This article describes a hotfix for Azure Site Recovery for Hyper-V deployments.
This hotfix includes several significant improvements to fix virtual machines going into resynchronization (resync)/paused state during replication or time outs during initial replication or delta replication.
Issues that are fixed
A virtual machine goes into resynchronization because of high churn on one of the disks. The previous logic was that the virtual machine goes into resynchronization if the accumulated logs for a virtual machine go beyond 50-percent of a replicating virtual hard disk attached to the virtual machine. This was calculated based on the size of the lowest disk.
With this fix, the calculation for the 50-percent is based on the total of all the replicating virtual hard disks attached to the virtual machine and not one of its virtual hard disks.
When the system performs resynchronization, and the tracking had an error, the state would go back to "resync required." Despite this error, the system that was used to continue to try to complete the resynchronization would fail. This causes cyclic resynchronization.
With this fix, if the tracking for the virtual machine indicates an error, then the system aborts the current resynchronization and goes back into "resync required." This saves time in addition to bandwidth usage.
During replication, currently there is a threshold value of ‘free storage space’. This is set at 300MB at which time, the Virtual Machine goes into resynchronization. The low value of 300MB could cause the production virtual machine to be paused by Hyper-V.
With this fix, the threshold value at which the virtual machine goes into resynchronization is increased to 3GB.
During resynchronization, the free storage space was not monitored. This leads to a possible pausing of the production virtual machine.
With this fix, the threshold value at which the virtual machine will stop resynchronization is 3GB.
During the phase of initial replication, if the initial replication does not finish in 5 days, the replication is stopped with a time-out error. The time-out value of 5 days is small for deployments wherein the initial disk size is high or the bandwidth is low or both.
With this fix, the time-out for initial replication is increased to 30 days. At the end of it, the replication will be paused and the user will have to resume replication.
During the state of delta replication that occurs after initial replication, if the delta replication does not finish within 6 hours for a particular cycle, the replication goes into a resynchronization required state. The value of 6 hours is small for deployments wherein the churn is high in a particular cycle or the bandwidth is low or both.
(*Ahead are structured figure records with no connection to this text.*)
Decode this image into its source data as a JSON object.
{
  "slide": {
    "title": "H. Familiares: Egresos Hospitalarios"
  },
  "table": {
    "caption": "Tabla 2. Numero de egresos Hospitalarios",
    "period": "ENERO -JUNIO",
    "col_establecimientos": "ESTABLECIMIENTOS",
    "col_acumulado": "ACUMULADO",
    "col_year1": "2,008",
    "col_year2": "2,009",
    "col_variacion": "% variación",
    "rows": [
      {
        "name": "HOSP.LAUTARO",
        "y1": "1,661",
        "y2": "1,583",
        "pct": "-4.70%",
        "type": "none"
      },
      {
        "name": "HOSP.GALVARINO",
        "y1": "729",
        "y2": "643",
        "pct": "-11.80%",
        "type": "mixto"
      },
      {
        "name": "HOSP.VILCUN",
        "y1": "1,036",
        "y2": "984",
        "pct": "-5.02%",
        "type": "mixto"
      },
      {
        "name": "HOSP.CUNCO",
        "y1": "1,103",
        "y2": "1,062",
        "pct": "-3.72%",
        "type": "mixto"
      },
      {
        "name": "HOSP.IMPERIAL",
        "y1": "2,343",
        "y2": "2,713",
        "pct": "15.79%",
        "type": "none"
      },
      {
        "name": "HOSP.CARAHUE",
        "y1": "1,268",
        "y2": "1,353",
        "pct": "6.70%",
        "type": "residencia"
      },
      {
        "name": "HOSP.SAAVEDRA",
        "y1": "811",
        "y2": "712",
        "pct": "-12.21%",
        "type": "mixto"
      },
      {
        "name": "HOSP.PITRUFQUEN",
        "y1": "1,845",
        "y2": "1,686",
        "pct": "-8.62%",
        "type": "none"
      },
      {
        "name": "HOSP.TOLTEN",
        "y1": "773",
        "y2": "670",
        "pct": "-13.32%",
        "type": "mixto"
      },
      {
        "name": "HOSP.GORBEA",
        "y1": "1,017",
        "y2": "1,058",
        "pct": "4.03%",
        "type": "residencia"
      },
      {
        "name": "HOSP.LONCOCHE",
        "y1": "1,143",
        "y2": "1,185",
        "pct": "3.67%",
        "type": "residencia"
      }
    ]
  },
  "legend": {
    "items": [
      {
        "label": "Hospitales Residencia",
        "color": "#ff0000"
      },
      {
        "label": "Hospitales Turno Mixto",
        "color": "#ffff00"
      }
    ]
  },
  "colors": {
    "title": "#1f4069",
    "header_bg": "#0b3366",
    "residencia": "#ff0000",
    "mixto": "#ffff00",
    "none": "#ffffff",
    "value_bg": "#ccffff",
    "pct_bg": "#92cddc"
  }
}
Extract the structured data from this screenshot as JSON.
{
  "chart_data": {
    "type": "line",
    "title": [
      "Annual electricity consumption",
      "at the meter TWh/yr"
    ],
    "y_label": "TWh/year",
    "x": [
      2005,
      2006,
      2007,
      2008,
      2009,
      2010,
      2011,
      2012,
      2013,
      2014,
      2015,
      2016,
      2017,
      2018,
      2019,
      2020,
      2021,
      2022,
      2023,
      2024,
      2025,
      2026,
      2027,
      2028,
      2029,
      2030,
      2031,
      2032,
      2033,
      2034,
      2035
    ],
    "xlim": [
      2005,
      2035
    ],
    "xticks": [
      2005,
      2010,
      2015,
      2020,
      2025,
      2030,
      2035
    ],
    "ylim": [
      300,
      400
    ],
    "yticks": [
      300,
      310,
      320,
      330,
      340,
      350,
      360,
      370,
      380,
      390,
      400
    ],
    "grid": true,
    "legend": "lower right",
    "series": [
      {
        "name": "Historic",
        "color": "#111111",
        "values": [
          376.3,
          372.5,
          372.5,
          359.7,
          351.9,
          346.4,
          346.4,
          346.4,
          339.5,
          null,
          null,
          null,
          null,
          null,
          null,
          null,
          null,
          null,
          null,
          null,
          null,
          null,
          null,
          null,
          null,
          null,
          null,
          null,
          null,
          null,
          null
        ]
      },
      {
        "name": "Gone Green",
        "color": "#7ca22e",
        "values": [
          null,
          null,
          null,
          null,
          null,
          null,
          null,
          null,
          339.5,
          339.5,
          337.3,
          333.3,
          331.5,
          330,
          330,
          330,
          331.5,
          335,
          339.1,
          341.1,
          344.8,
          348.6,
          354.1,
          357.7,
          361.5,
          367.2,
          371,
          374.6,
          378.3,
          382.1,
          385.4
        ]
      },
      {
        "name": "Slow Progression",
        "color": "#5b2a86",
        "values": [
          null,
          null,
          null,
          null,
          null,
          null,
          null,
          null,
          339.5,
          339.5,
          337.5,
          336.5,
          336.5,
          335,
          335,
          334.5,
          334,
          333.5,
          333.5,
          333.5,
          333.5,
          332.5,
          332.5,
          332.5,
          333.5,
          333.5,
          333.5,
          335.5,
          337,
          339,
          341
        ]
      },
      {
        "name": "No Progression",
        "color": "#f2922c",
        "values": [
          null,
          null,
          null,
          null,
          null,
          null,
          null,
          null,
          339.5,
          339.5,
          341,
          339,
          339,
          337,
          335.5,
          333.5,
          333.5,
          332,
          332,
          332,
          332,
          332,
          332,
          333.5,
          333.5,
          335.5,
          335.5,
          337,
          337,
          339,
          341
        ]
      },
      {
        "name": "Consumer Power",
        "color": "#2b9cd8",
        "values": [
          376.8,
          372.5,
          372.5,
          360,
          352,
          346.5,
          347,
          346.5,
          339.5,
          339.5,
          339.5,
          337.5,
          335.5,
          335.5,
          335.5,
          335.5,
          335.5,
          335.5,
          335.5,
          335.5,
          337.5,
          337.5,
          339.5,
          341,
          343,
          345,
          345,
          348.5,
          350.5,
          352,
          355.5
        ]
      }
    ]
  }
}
This is also true for the delta replication right after the initial replication.
With this fix, the time-out for a delta replication cycle is increased to 15 days.
These issues are fixed in the following update for Windows Server 2012 R2:
3172614 July 2016 update rollup for Windows RT 8.1, Windows 8.1, and Windows Server 2012 R2
Microsoft has confirmed that this is a problem in the Microsoft products that are listed in the "Applies to" section.